Monday, August 07, 2006

On reading various accounts of my learned friend's encounters with James Joyce and Ulysses...


CREATIVE-WRITING 402 WORKSHOP
Student: Joyce, James
Title of exercise: Ulysses
Comments:

Jim,

Great opening hook, but do you need 96-point Garamond for the S? Kind of feels like you're padding the page count.

Truly felt I got to know Leopold (Poldy?). Nitpicky, logistical question: Is this really how people think?

"Snotgreen" = hyphenated.

Show us how these characters process memory, language, abstractions, and the urban landscape through stream of consciousness, don't just tell us.

More commas, please.

Stephen comes off a little unsympathetic. I remember you used him in a previous story—maybe you could integrate some of that material here?

Unclear where and when this is set.

Caught some allusions to The Odyssey. Nice.

Proper punctuation for dialogue is double quotes, not em dashes.

Balked a bit at some of Molly's "sexier" thoughts, which read like male fantasy. You can do better than this, Jim.

Think you accidentally stapled in something from your playwriting workshop for Ch. 15.

The voice reminds me of the story "Which Is More Than I Can Say About Some People" from Lorrie Moore's Birds of America. Read it?

"History is a nightmare from which I am trying to awake." So true.

Everything Buck said had me LOL—hilarious character! Where do you come up with this stuff?

Kick-ass work, JJ, but way too long. Have you considered turning this into a short-short?

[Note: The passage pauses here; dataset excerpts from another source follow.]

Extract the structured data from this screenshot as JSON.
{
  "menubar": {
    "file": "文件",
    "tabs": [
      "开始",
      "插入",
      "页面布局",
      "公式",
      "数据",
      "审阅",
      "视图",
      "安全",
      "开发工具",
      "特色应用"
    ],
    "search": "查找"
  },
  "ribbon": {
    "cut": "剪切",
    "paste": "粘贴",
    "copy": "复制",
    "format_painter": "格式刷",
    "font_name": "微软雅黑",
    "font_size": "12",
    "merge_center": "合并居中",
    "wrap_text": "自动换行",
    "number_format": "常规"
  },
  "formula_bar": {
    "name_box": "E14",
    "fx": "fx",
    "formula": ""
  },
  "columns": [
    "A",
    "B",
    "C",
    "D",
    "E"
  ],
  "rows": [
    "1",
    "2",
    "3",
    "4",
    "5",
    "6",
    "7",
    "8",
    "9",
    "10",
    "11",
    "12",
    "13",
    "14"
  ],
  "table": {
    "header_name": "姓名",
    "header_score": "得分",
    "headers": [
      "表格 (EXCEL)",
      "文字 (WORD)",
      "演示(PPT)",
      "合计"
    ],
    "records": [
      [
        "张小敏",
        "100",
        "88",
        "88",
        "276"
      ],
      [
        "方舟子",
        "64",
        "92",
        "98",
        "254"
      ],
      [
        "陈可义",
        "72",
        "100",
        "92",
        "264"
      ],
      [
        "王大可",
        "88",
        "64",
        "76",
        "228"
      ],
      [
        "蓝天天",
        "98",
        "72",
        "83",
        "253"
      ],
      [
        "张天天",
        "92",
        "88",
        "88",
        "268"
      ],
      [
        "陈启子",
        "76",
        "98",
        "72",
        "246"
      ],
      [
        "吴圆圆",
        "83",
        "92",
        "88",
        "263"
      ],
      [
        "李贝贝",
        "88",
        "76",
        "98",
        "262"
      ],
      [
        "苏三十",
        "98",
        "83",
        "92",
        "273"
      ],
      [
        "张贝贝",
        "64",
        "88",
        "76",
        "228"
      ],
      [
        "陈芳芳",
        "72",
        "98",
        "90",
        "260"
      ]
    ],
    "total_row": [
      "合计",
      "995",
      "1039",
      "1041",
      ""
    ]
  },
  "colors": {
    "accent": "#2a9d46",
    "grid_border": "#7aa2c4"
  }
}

Noticed schematic chapter variations in literary technique, bodily organ, artistic subject, color, and symbol—really complex stuff. It's obvious you spent a while on this one.

I normally appreciate your extravagant wordsmithing, but got the sense here that you wore out the Shift+F7 keys (i.e., thesaurus). "Honorificabilitudinitatibus"? What, are you trying to impress that girl Nora?

I think you can push the experimentation even further in your next exercise. Remember last week after workshop, when we got trashed on Guinness and came up with the ludicrous idea of a 700-page novel that puns every few words on the name of a river? Maybe there's something to that.